Taxa within Asteliaceae are found in both the Austral and Pacific areas. However, New Zealand has been found to be the centre of genetic diversity, as three of the four genera of Asteliaceae have been found there. Interestingly, species diversity has also been found to be highest in New Zealand. Species within the genus Astelia have been discovered in Australia, New Zealand, South America, the Mascarene Islands in the Indian Ocean, and 7 archipelagos in the Pacific, showing that it is the biggest and most extensively dispersed of the four genera of Asteliaceae.
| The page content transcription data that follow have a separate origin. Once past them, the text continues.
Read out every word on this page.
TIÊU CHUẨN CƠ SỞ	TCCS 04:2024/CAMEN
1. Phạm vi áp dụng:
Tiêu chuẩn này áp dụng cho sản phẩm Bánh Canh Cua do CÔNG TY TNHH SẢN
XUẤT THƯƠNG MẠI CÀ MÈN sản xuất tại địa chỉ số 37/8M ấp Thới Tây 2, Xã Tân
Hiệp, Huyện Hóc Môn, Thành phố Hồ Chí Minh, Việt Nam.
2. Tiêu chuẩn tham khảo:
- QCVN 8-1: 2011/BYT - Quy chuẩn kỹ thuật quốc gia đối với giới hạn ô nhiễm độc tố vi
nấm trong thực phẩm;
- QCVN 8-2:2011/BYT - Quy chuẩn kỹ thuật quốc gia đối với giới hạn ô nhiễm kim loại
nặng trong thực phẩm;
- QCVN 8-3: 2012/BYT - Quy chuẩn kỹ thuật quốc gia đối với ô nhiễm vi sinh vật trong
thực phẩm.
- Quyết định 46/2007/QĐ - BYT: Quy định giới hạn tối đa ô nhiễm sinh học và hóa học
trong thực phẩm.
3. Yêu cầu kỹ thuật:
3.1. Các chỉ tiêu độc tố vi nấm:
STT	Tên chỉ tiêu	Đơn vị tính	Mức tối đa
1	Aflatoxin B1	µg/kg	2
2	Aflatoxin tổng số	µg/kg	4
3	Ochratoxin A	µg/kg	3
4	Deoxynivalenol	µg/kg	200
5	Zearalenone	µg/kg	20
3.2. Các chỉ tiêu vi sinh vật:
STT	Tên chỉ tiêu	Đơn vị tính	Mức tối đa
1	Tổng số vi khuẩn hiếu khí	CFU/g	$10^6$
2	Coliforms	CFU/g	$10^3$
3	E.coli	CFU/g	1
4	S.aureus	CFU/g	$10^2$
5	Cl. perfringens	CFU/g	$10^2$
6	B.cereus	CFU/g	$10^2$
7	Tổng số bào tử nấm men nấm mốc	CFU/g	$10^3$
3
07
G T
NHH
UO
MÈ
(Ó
Species within the genus Astelia are able to live in many different habitats such as coastal and lowland woods, low level swamps, alpine fellfields, and high elevation bogs. Four Astelia species formerly placed in Collospermum grow as epiphytes in lowland forests in New Zealand and in lowland and tropical montane cloud forests in Fiji, Vanuatu, and Samoa. Milligania consists of 5 species that grow only in Tasmania. They grow in a variety of environments including lowland riparian valleys and alpine fellfields. Neoastelia is a genus made of just a single species of terrestrial herbs found only in temperate rainforests in northeastern New South Wales.

Although taxa within Asteliaceae are found across various Gondwanan landmasses, which include Australia, New Zealand, and South America, and the possible Cretaceous beginnings for the family, the Tertiary saw the emergence of new genera. Dispersion across long distances is the most likely hypothesis for the modern distribution for Asteliaceae.

A solitary fossilized pollen grain, perhaps belonging to the Asteliaceae family, has been discovered in Oligocene to Pliocene sediments on West Point Island in the Falkland Islands. This fossil pollen datum, which is classified as either "Astelia-type" or "Monosulcites sp. A.", might suggest the presence of Astelia in South America during the Tertiary period.

==Habitat==
Different species of Asteliaceae favour different habitats. The range that Asteliaceae covers is extensive but typically an area with a constant supply of moisture will increase growth. Some prefer low habitats where cushion plants commonly grow, which encompasses areas like the subalpine, alpines, and bogs. One thing in common with all the species in this family is that they typically occupy tall and clustered habitats.

Unlike most plants, some species are epiphytic and this could be the main way the plant grows. Many species from the genus Astelia favour terrestrial and rock as a substrate to grow upon. If the epiphytic plant is detached from its source, it will find other ways to get moisture and nutrients. For example, if the plant fell on the ground, it would not be affected and would continue growing for a long duration of time.